In many ways, this scenario illustrates the challenge facing investors today. There are signs pointing in the direction of a deteriorating economy, and there are signs pointing in the direction of a stabilizing and steadily growing economy.

To make matters even more complicated, the signs seem to change every week. Good news – bad news. Bad news – good news. The result is that many people are nervously holding onto their cash. According to Schaeffer's Investment Research, Americans are currently sitting on $9.4 trillion in cash, which is 27% more than in 2007. This, in turn, contributes toward low trading volume and increased volatility in the stock market, which further scares investors away. In a way, it is a self-perpetuating cycle. So what happened last week?

Good news: The Labor department reported that hiring is picking up. Businesses added 67,000 jobs to their payrolls in August, marking the eighth straight month of job growth, following nearly two straight years of job losses. Nonfarm payrolls only fell by 54,000 last month, roughly half the decline that had been feared. Unfortunately, the unemployment rate rose from 9.5% to 9.6% because the number of job seekers was still greater than the number of job openings. So while this report shows that things are headed in the right direction, it also shows that the labor market is still soft.

More Good news: The ISM (Institute for Supply Management) manufacturing index hit 56.3 in August, up from July and significantly ahead of expectations. Any reading above 50 is considered a sign of growth, while a drop below 41.2 is associated with a recession in the broader economy. Good news also came out of the housing sector as marked by an unexpected increase in pending sales of used homes.

How did this dose of positive economic news affect the stock market? The Dow kicked off September with its best three days at the start of a month since March 2009, and its best pre Labor Day week since 1990. Echoing how many investors feel, Phil Orlando, an equity strategist at Federated Investors was interviewed by MarketWatch on Friday and quoted as saying, “In the last two weeks or so, things have been starting to firm up, and today's jobs numbers really put an exclamation mark on that. We're feeling a lot more comfortable about our view, than those thinking about a double dip.
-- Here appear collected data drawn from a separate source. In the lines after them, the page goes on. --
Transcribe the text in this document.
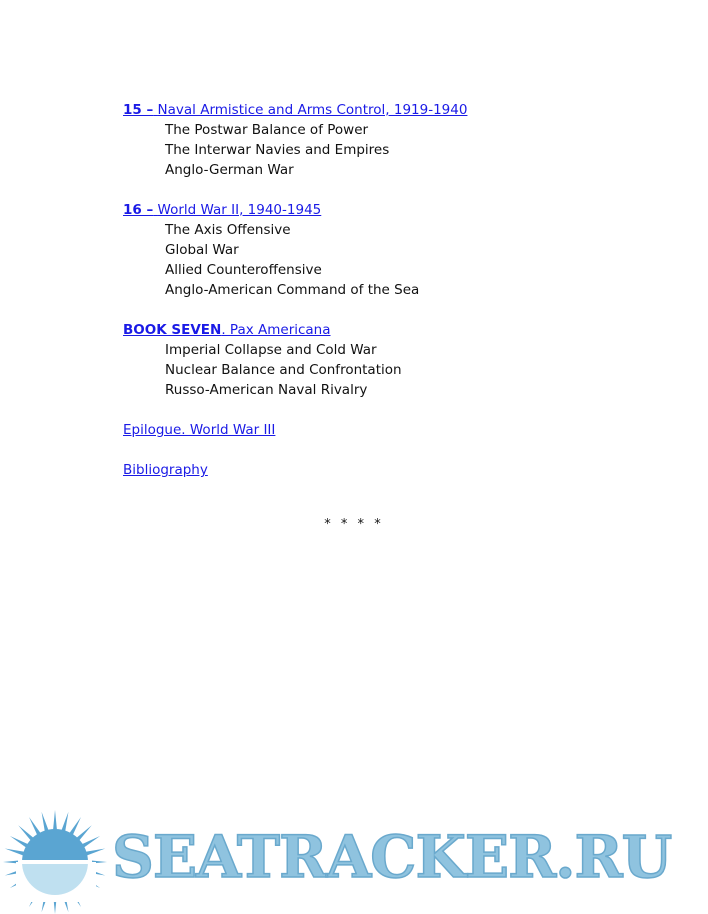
15 – Naval Armistice and Arms Control, 1919-1940
The Postwar Balance of Power
The Interwar Navies and Empires
Anglo-German War
16 – World War II, 1940-1945
The Axis Offensive
Global War
Allied Counteroffensive
Anglo-American Command of the Sea
BOOK SEVEN. Pax Americana
Imperial Collapse and Cold War
Nuclear Balance and Confrontation
Russo-American Naval Rivalry
Epilogue. World War III
Bibliography
* * * *
SEATRACKER.RU
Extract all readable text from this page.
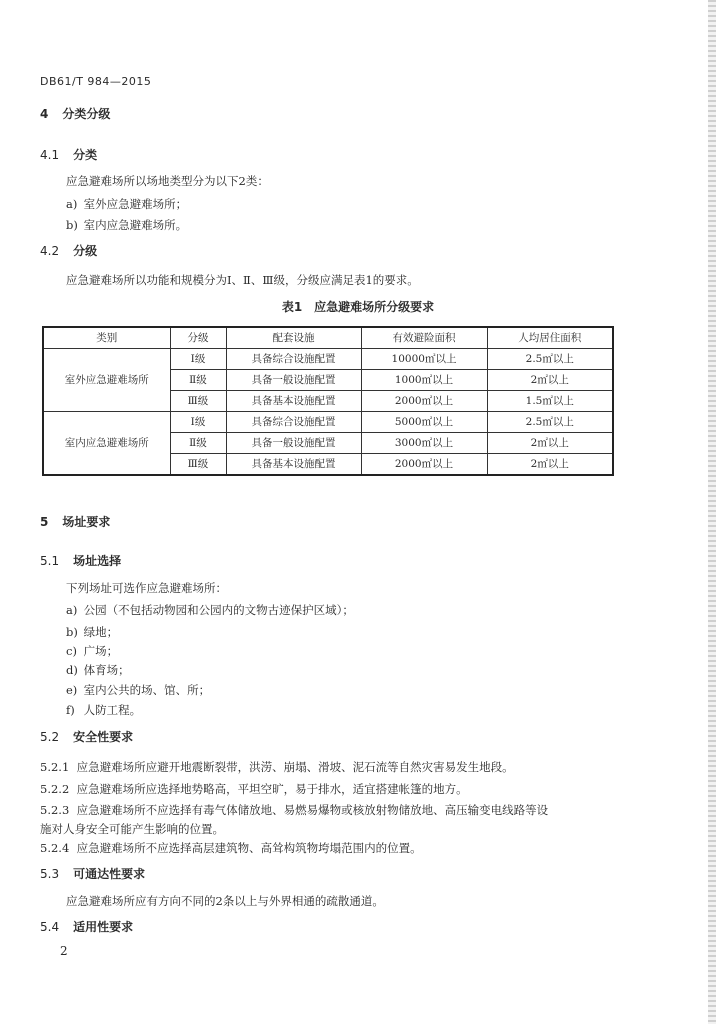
DB61/T 984—2015
4 分类分级
4.1 分类
应急避难场所以场地类型分为以下2类：
a) 室外应急避难场所；
b) 室内应急避难场所。
4.2 分级
应急避难场所以功能和规模分为Ⅰ、Ⅱ、Ⅲ级，分级应满足表1的要求。
表1　应急避难场所分级要求
类别	分级	配套设施	有效避险面积	人均居住面积
室外应急避难场所	Ⅰ级	具备综合设施配置	10000㎡以上	2.5㎡以上
	Ⅱ级	具备一般设施配置	1000㎡以上	2㎡以上
	Ⅲ级	具备基本设施配置	2000㎡以上	1.5㎡以上
室内应急避难场所	Ⅰ级	具备综合设施配置	5000㎡以上	2.5㎡以上
	Ⅱ级	具备一般设施配置	3000㎡以上	2㎡以上
	Ⅲ级	具备基本设施配置	2000㎡以上	2㎡以上
5 场址要求
5.1 场址选择
下列场址可选作应急避难场所：
a) 公园（不包括动物园和公园内的文物古迹保护区域）；
b) 绿地；
c) 广场；
d) 体育场；
e) 室内公共的场、馆、所；
f) 人防工程。
5.2 安全性要求
5.2.1 应急避难场所应避开地震断裂带，洪涝、崩塌、滑坡、泥石流等自然灾害易发生地段。
5.2.2 应急避难场所应选择地势略高，平坦空旷，易于排水，适宜搭建帐篷的地方。
5.2.3 应急避难场所不应选择有毒气体储放地、易燃易爆物或核放射物储放地、高压输变电线路等设
施对人身安全可能产生影响的位置。
5.2.4 应急避难场所不应选择高层建筑物、高耸构筑物垮塌范围内的位置。
5.3 可通达性要求
应急避难场所应有方向不同的2条以上与外界相通的疏散通道。
5.4 适用性要求
2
If you had a bearish bent in the middle of August when you went on vacation, the story seems different today – it seems constructive."

Little economic news is anticipated in the holiday shortened week ahead, and trading volume is expected to remain light as vacationers return home from their travels. Eyes will undoubtedly be fixed on the President Wednesday as he outlines his administration’s plans to spark the economy. Let’s hope the upcoming “street signs” offer clear direction.

HEADLINES:

According to a CNN/Opinion Research Corporation survey released Sunday, 81% of the public rated the country's economic conditions as poor, with 18% describing the economy as good. 44% of people questioned described economic conditions as very poor, up seven points from July.

President Obama is scheduled to lay out a new plan for the economy this Wednesday. Administration officials previously told CNN that the president is considering a payroll tax holiday as well as new infrastructure spending, among several proposals his economic team has been weighing.

According to Schaeffer's Investment Research, the Dow is on pace to register 90 days this year with swings of 100 points or more – more than twice as many as in any of the three years leading up to the crash.

Burger King said Thursday that it has agreed to be acquired by investment firm 3G Capital in a deal valued at $4 billion. The New York-based firm will buy the fast food chain for $24 a share. That marks a 46% premium over Burger King's closing price of $16.45 on Tuesday, the day before news reports said the company was up for sale.

The nation's top automakers reported disappointing sales Wednesday, resulting in the worst August for industry wide auto sales in 27 years. According to sales tracker Autodata, U.S. new vehicle sales fell just short of 1 million vehicles, a drop of 21% from a year ago.